Солярное искусство футбола проросло из Будущего, накликанного автором «Кольца Нибелунгов» и русскими символистами. Футбол — это эмблема революционной универсальной культуры, атлетизм и фабула ее духа, сам этот дух, явленный в телесных ритмах агона. Это дуалистическая драма с участием союза артистов, которых художник-народ выделил из своей среды, чтобы с ними совместно исполнить подвижный жанр бытия. Истоки футбольного кода ясно прослеживаются в книге Кассиля — равно как и перекличка романа с идеями современников, вдохновлявшихся тем же вагнеровско-символистским интертекстом. Прежде всего я имею в виду перевальского теоретика А. Лежнева, в отважной книге которого «Разговор в сердцах» (1930), повлиявшей на судьбу сочинителя, несколько красноречивых страниц посвящены Синтетичности, Энтузиазму, Коллективизму, Динамике большого стиля. Адепт социализма с лицом человека, печально всматривавшийся в физиономии, извлекаемые эпохой из своих кладовых, Лежнев пытался привлечь внимание к пафосу большого искусства, связанного для него с именами Вагнера, Верхарна, Уитмена. В их творчестве, по его мнению, открывались огромные возможности, от которых кружилась голова, привыкшая к комнатному воздуху советской несмелой литературы. Искусство, основанное на синтезе, динамике и энтузиазме, рассчитано уже не на пассивное восприятие зрителя, а на активное вмешательство соучастника. Оно станет коллективным, собирающим тысячи человеческих единиц в одно целое. Его роль объединителя людских масс выступит с физической осязаемостью. Не будет ли это чем-то вроде мистерий, перелицованных на современный лад? — предупреждал автор доброжелательные вопросы оппонентов. Нет ли здесь опасного сползания в реакционность органического стиля — в духе сверхличного стиля Египта у Гаузенштейна? Нет, этот стиль будет другим. «Но он сохранит грандиозные масштабы „органических“ эпох, внушительность речи, отпечаток единства, создаваемого интенсивной жизнью больших коллективов, целостность проникающего его мировоззрения»[86].
Все это мало чем отличается от футбола. Но футбол радикальней. Ему свойственна антагонистическая непредрешенность. Он не знает готового сценария, твердой оправы обряда с заданной фабулой. Его результат не отмерен заранее, но обретается в противоборствующей неизведанности авантюрного путешествия, в котором все может случиться и каждый волен изменить свою судьбу.
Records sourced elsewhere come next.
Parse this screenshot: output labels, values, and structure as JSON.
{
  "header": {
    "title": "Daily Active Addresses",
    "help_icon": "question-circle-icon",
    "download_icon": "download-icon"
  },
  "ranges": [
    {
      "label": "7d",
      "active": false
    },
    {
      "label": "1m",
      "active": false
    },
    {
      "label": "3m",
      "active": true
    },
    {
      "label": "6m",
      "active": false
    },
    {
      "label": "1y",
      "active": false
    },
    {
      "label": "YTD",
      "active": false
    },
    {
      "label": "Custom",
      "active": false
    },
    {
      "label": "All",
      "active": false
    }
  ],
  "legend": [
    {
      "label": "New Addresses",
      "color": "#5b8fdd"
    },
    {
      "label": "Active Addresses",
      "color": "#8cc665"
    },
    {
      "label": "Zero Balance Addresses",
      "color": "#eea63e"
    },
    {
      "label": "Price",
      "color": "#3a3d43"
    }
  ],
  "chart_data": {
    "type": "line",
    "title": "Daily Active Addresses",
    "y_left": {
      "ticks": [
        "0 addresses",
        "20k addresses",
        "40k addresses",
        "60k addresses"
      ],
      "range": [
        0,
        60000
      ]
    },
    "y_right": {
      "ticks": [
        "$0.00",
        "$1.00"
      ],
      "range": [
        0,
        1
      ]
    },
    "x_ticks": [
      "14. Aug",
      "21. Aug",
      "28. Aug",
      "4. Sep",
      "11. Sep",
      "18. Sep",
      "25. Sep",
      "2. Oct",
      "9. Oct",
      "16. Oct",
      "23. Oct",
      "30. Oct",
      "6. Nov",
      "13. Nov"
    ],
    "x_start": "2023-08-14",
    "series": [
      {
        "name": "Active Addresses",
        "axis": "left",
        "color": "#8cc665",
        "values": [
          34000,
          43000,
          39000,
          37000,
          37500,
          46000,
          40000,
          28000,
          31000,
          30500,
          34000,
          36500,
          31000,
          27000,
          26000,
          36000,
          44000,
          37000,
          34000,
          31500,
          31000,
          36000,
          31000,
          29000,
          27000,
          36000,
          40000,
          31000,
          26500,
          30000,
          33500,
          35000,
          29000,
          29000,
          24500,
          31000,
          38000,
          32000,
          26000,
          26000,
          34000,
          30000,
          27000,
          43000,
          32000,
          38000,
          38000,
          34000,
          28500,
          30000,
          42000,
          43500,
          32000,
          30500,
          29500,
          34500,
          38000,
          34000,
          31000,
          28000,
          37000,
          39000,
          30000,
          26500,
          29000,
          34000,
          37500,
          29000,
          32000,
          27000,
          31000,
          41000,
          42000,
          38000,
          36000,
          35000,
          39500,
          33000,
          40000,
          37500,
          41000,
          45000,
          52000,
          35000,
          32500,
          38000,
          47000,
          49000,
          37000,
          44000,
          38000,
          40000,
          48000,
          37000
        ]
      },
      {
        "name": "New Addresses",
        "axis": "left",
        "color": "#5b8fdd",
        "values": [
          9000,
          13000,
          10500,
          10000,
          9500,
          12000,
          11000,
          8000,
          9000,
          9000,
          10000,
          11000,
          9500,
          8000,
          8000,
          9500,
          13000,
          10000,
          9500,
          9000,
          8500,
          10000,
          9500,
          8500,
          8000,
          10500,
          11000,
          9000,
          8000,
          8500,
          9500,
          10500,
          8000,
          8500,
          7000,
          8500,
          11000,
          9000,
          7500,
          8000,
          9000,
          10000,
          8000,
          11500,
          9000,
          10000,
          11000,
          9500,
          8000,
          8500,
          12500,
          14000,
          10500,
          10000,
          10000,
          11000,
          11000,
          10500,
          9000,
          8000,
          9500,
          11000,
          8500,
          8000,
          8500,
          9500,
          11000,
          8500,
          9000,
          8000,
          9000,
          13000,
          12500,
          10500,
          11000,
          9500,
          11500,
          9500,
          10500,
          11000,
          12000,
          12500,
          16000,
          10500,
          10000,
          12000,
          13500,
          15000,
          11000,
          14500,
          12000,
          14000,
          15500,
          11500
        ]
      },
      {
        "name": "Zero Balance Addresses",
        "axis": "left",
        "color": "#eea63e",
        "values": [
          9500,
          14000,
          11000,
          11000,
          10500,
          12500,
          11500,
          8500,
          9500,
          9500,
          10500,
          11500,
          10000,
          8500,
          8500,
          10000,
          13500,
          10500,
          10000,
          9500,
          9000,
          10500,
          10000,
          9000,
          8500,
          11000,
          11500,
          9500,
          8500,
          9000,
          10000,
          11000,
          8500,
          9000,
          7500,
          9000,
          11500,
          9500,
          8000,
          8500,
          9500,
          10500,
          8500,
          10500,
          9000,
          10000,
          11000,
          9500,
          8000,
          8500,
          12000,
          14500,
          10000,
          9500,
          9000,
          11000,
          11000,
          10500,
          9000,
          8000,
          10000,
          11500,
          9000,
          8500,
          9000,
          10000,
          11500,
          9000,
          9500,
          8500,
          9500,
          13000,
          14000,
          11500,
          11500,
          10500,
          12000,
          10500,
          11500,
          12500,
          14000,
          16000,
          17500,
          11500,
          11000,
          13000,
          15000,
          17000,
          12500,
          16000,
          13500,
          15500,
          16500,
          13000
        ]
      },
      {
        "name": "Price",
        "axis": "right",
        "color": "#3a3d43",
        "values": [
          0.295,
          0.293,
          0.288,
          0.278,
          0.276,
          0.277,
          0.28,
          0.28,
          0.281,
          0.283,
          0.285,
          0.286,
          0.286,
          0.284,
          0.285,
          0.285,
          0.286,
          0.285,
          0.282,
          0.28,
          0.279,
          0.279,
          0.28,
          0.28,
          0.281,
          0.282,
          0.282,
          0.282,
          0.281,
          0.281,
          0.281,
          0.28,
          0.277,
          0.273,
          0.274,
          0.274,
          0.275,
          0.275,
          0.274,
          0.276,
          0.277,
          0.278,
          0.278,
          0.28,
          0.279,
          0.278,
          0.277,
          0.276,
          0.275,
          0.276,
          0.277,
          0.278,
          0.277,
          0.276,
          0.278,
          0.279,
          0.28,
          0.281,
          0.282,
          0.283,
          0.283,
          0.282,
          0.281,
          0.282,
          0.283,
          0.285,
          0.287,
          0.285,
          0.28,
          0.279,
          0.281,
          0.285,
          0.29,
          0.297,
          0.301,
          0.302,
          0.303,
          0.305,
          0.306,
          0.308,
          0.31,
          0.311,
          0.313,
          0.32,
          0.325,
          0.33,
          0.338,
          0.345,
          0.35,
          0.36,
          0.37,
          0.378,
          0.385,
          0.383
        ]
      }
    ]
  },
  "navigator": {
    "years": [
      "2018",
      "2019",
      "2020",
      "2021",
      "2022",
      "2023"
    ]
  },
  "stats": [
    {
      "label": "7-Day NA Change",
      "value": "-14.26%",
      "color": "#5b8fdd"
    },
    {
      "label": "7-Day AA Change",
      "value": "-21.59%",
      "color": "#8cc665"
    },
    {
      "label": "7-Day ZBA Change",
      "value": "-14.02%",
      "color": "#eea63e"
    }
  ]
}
Вот где коренное отличие футбольного Диониса от Диониса традиционного с его липкими щупальцами, пьяными плясками и размазанной кровью. Дионис всесмешения и свальных радений отрицает неизведанное в циклически замкнутых ритуалах, в мифе вечного возвращения, отменяющем время, движение, тайну. Дионис Стадиона, напротив, все это сохраняет. Он уберег тайну, а значит, и радость свободного творчества, которое стоит не меньше, чем безопасность. Он вовлекает светлое тело народа в разомкнутый круг искусства настоящего-будущего. Будущее же всегда открыто неиспытанной музыке и неведомому синтезу универсальной культуры.